Wieder mal ein Kopftuchstreit. Europäischer Gerichtshof muss entscheiden. Rechtssache C‑188/15 – Bougnaoui und ADDH

Die Arbeitnehmerin war bei einem französischen Softwareunternehmen als Softwaredesignerin tätig. Bei einem Kundeneinsatz trug sie – entgegen der Vorgaben des Arbeitgebers – ihr islamisches Kopftuch. Nachdem der Kunde sich darüber beschwert hatte, wurde Frau Bougnaoui gekündigt. In dem Rechtsstreit wurde die Frage aufgeworfen, ob die Kündigung eine Diskriminierung wegen der Religion ist. Gemäß Art. 21 der Grundrechte-Charte der Union sowie der Richtlinie 2000/78 ist eine Ungleichbehandlung wegen der Religion verboten.
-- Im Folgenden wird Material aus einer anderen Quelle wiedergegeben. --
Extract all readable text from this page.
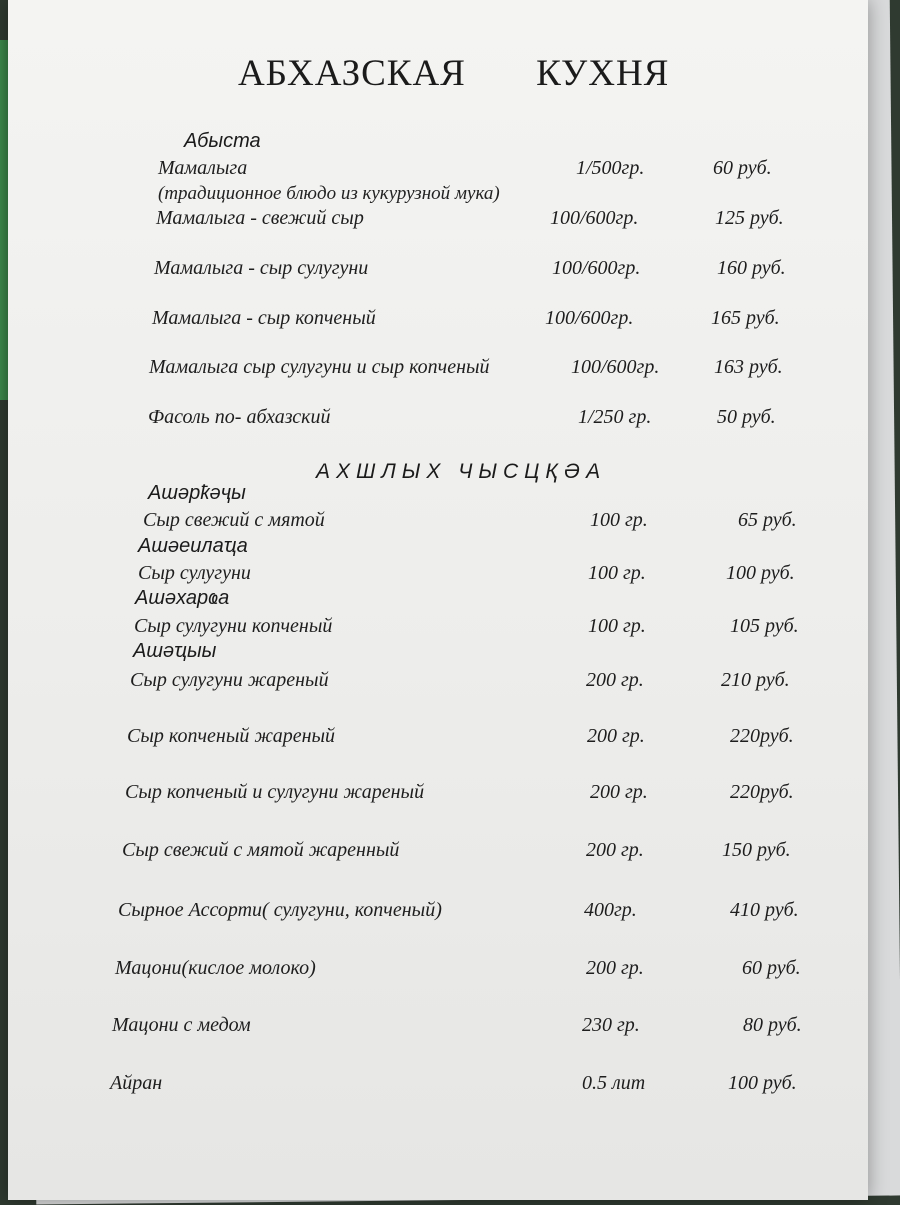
АБХАЗСКАЯ КУХНЯ
Абыста
Мамалыга	1/500гр.	60 руб.
(традиционное блюдо из кукурузной мука)
Мамалыга - свежий сыр	100/600гр.	125 руб.
Мамалыга - сыр сулугуни	100/600гр.	160 руб.
Мамалыга - сыр копченый	100/600гр.	165 руб.
Мамалыга сыр сулугуни и сыр копченый	100/600гр.	163 руб.
Фасоль по- абхазский	1/250 гр.	50 руб.
АХШЛЫХ ЧЫСЦҚӘА
Ашәрҟәҷы
Сыр свежий с мятой	100 гр.	65 руб.
Ашәеилаҵа
Сыр сулугуни	100 гр.	100 руб.
Ашәхарҩа
Сыр сулугуни копченый	100 гр.	105 руб.
Ашәҵыы
Сыр сулугуни жареный	200 гр.	210 руб.
Сыр копченый жареный	200 гр.	220руб.
Сыр копченый и сулугуни жареный	200 гр.	220руб.
Сыр свежий с мятой жаренный	200 гр.	150 руб.
Сырное Ассорти( сулугуни, копченый)	400гр.	410 руб.
Мацони(кислое молоко)	200 гр.	60 руб.
Мацони с медом	230 гр.	80 руб.
Айран	0.5 лит	100 руб.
In ihrem umfangreichen Schlussantrag hat Generalanwältin Sharpston am 13. Juli 2016 wie folgt votiert:

„Eine in den Arbeitsplatzvorschriften eines Unternehmens enthaltene Regelung, die Arbeitnehmern des Unternehmens während des Kontakts mit Kunden des Unternehmens das Tragen religiöser Zeichen oder Bekleidung verbietet, beinhaltet eine unmittelbare Diskriminierung wegen der Religion oder der Weltanschauung, auf die weder Art. 4 Abs. 1 der Richtlinie 2000/78 noch eine der sonstigen Abweichungen von dem in dieser Richtlinie aufgestellten Verbot der unmittelbaren Diskriminierung wegen der Religion oder der Weltanschauung Anwendung findet. Dies gilt erst recht, wenn die betreffende Regelung ausschließlich für das Tragen des islamischen Kopftuchs gilt.“

In der Begründung hat sie dabei – in Ziffer 72 – unter anderem den als Leitsatz zitierten Satz formuliert, wonach der Arbeitgeber, wenn er einen Arbeitsvertrag mit einem Arbeitnehmer abschließt, nicht dessen Seele kauft. „Tatsächlich kauft er allerdings seine Zeit.“, so die Generalanwältin. 

Der EuGH folgt in der Regel dem Votum des jeweiligen Generalanwalts.